Ich will zugeben, dass die grobsinnliche Vorstellung, als wachse ein Wort in der Fülle seiner Formen aus der Sprachwurzel hervor wie der Baum aus seiner Wurzel, die Gedanken unserer Sprachforscher nicht mehr so beherrscht, wie die Wiederkehr dieses Bildes seit der Zeit des Horaz uns vermuten lassen sollte. Mit vollem Bewußtsein wird kein Gelehrter diesen Fehler mehr begehen. Die Herren würden, wollte man sie zu einer Wahl zwingen, das Bild heutzutage gewiß lieber von dem Keime der Pflanze hernehmen, um so gewisser, wenn sie darüber belehrt würden, wie doch die Wurzel nicht das einzige ernährende Organ der Pflanze ist.

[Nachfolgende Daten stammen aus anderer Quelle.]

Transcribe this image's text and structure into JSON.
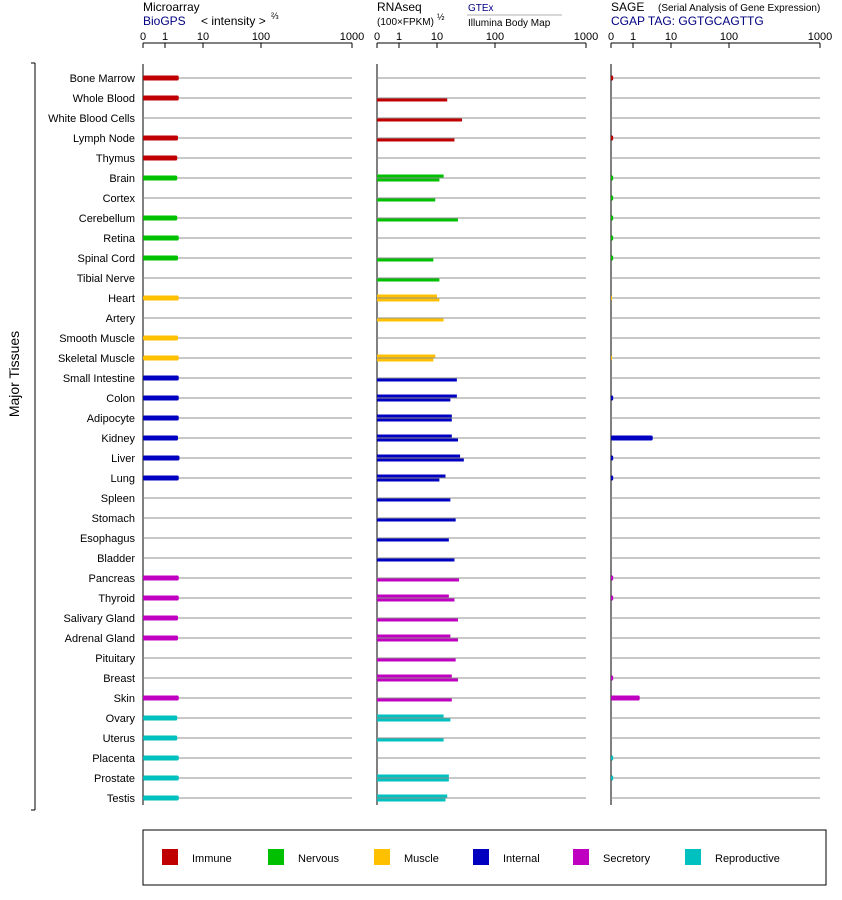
{
  "axis_label": "Major Tissues",
  "panels": [
    {
      "title": "Microarray",
      "subtitle": "BioGPS",
      "scale_label": "< intensity >",
      "scale_exp": "⅔",
      "ticks": [
        "0",
        "1",
        "10",
        "100",
        "1000"
      ]
    },
    {
      "title": "RNAseq",
      "subtitle": "(100×FPKM)",
      "scale_exp": "½",
      "source_top": "GTEx",
      "source_bottom": "Illumina Body Map",
      "ticks": [
        "0",
        "1",
        "10",
        "100",
        "1000"
      ]
    },
    {
      "title": "SAGE",
      "note": "(Serial Analysis of Gene Expression)",
      "subtitle": "CGAP TAG: GGTGCAGTTG",
      "ticks": [
        "0",
        "1",
        "10",
        "100",
        "1000"
      ]
    }
  ],
  "legend": [
    {
      "label": "Immune",
      "color": "#c00000"
    },
    {
      "label": "Nervous",
      "color": "#00c000"
    },
    {
      "label": "Muscle",
      "color": "#ffc000"
    },
    {
      "label": "Internal",
      "color": "#0000c0"
    },
    {
      "label": "Secretory",
      "color": "#c000c0"
    },
    {
      "label": "Reproductive",
      "color": "#00c0c0"
    }
  ],
  "chart_data": {
    "type": "bar",
    "scale": "signed log10 (0, 1, 10, 100, 1000)",
    "categories": [
      "Bone Marrow",
      "Whole Blood",
      "White Blood Cells",
      "Lymph Node",
      "Thymus",
      "Brain",
      "Cortex",
      "Cerebellum",
      "Retina",
      "Spinal Cord",
      "Tibial Nerve",
      "Heart",
      "Artery",
      "Smooth Muscle",
      "Skeletal Muscle",
      "Small Intestine",
      "Colon",
      "Adipocyte",
      "Kidney",
      "Liver",
      "Lung",
      "Spleen",
      "Stomach",
      "Esophagus",
      "Bladder",
      "Pancreas",
      "Thyroid",
      "Salivary Gland",
      "Adrenal Gland",
      "Pituitary",
      "Breast",
      "Skin",
      "Ovary",
      "Uterus",
      "Placenta",
      "Prostate",
      "Testis"
    ],
    "groups": [
      "Immune",
      "Immune",
      "Immune",
      "Immune",
      "Immune",
      "Nervous",
      "Nervous",
      "Nervous",
      "Nervous",
      "Nervous",
      "Nervous",
      "Muscle",
      "Muscle",
      "Muscle",
      "Muscle",
      "Internal",
      "Internal",
      "Internal",
      "Internal",
      "Internal",
      "Internal",
      "Internal",
      "Internal",
      "Internal",
      "Internal",
      "Secretory",
      "Secretory",
      "Secretory",
      "Secretory",
      "Secretory",
      "Secretory",
      "Secretory",
      "Reproductive",
      "Reproductive",
      "Reproductive",
      "Reproductive",
      "Reproductive"
    ],
    "microarray": [
      2.3,
      2.3,
      null,
      2.2,
      2.1,
      2.1,
      null,
      2.1,
      2.3,
      2.2,
      null,
      2.3,
      null,
      2.2,
      2.3,
      2.3,
      2.3,
      2.3,
      2.2,
      2.4,
      2.3,
      null,
      null,
      null,
      null,
      2.3,
      2.3,
      2.2,
      2.2,
      null,
      null,
      2.3,
      2.1,
      2.1,
      2.3,
      2.3,
      2.3
    ],
    "rnaseq": [
      [],
      [
        15
      ],
      [
        27
      ],
      [
        20
      ],
      [],
      [
        13,
        11
      ],
      [
        9
      ],
      [
        23
      ],
      [],
      [
        8
      ],
      [
        11
      ],
      [
        10,
        11
      ],
      [
        13
      ],
      [],
      [
        9,
        8
      ],
      [
        22
      ],
      [
        22,
        17
      ],
      [
        18,
        18
      ],
      [
        18,
        23
      ],
      [
        25,
        29
      ],
      [
        14,
        11
      ],
      [
        17
      ],
      [
        21
      ],
      [
        16
      ],
      [
        20
      ],
      [
        24
      ],
      [
        16,
        20
      ],
      [
        23
      ],
      [
        17,
        23
      ],
      [
        21
      ],
      [
        18,
        23
      ],
      [
        18
      ],
      [
        13,
        17
      ],
      [
        13
      ],
      [],
      [
        16,
        16
      ],
      [
        15,
        14
      ]
    ],
    "sage": [
      0.1,
      null,
      null,
      0.1,
      null,
      0.1,
      0.1,
      0.1,
      0.1,
      0.1,
      null,
      0.05,
      null,
      null,
      0.05,
      null,
      0.1,
      null,
      3.3,
      0.1,
      0.1,
      null,
      null,
      null,
      null,
      0.1,
      0.1,
      null,
      null,
      null,
      0.1,
      1.5,
      null,
      null,
      0.1,
      0.1,
      null
    ]
  }
}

Aber auch das Bild vom Keime oder von ursprünglichen Elementen wird schief und falsch, wenn man es nicht auf eine phantastische Urwurzel der Sprache, auf irgendeinen vieldeutigen oder gar alldeutigen Schrei bezieht, sondern auf die paar hundert sauber abgeschälten Silben, welche man als die sogenannten Sanskritwurzeln verehrt. Diese Silben, welche die Grammatiker einer hoch entwickelten Sprachzeit durch Abschälen, Glätten und Ordnen künstlich hergestellt haben, als historische Wurzeln, als letzte Keime der Sprache anzusehen und zu gleicher Zeit etwas über den Ursprung der Sprache zu phantasieren, das ist ebenso unsinnig wie ein Versuch, in einem Atem über die biblische Schöpfungslegende und die Entwicklungstheorie des Darwinismus zu sprechen. Am unbesonnensten hat Max Müller es zustande gebracht, einen solchen Mischmasch für möglich zu halten und in den Sprachen zweier Weltanschauungen zu reden, also doppelzüngig. Gerade in dem Kapitel, in welchem er den Ursprung der Sprache behandelt und nach leichtfertiger Ablehnung der Schallnachahmung, der Wauwau-Theorie, und der interjektionalen oder Pah-Pah-Theorie zu seiner mystischen Lehre gelangt, der Mensch sei ein sprechendes Musikinstrument, gerade in diesem Kapitel (Vorlesungen I, S. 319) verrät er ganz unbefangen seinen Glauben an die Ursprünglichkeit der legendären Sanskritwurzeln. Er sagt da: "Wir gelangen schließlich zu Wurzeln, und jede derselben drückt eine generelle, nicht eine individuelle Idee aus. Jedes Wort enthält, wenn wir es zergliedern, eine prädikative Wurzel in sich, nach welcher der Gegenstand, auf den es bezogen wurde, uns kenntlich wird."